Francis squinted at me. “Not sure I appreciate that assessment, Pipsqueak.”

“Don’t worry about it,” I told him, with a pat of his hand. “It couldn’t have been you. You were out cold, too drunk to aim, and spent the night with someone. If anyone’s alibied, it’s you.”

He looked only partly mollified by that. “I’d really rather be thought innocent because you know I would never do something like this.”

“Of course we all know that, Francis,” Christopher said. “But a solid alibi will be a lot more helpful in the long run. Be glad for it.”

Crispin nodded. “Kit and I are covered. I was with the party in the drawing room until we all went to bed, and after that, we slept in the same room.”

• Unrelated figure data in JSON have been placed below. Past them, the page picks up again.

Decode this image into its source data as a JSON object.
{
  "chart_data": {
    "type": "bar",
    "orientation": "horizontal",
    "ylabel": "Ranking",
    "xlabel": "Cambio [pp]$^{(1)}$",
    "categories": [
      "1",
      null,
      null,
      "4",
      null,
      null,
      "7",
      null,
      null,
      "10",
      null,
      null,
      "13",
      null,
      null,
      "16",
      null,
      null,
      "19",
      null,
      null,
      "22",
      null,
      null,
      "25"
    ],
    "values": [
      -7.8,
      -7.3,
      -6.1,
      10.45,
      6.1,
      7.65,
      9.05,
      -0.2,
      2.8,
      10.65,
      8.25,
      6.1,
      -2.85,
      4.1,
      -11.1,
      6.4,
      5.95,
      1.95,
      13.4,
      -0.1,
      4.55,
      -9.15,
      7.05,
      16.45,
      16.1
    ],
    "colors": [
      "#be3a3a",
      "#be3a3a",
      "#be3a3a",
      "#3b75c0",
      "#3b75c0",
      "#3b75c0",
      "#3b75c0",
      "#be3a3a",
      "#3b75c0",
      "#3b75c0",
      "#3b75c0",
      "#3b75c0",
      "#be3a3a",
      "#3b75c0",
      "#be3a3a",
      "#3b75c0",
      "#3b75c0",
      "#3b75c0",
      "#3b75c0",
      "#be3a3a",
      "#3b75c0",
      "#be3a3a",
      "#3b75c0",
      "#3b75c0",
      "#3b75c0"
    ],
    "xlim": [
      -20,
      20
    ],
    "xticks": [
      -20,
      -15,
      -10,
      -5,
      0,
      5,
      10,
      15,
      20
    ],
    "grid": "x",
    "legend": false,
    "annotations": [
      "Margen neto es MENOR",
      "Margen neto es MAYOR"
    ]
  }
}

“I went up before you,” Christopher reminded him. “There was an hour or so when Pippa was asleep and Constance and Francis were in the library and the rest of you were in the drawing room. I could have killed her then.”

There was a moment’s pause. Then?—

“Don’t be ridiculous, Christopher,” I said, at the same time as Crispin exclaimed, “For God’s sake, Kit, are you trying to get arrested?”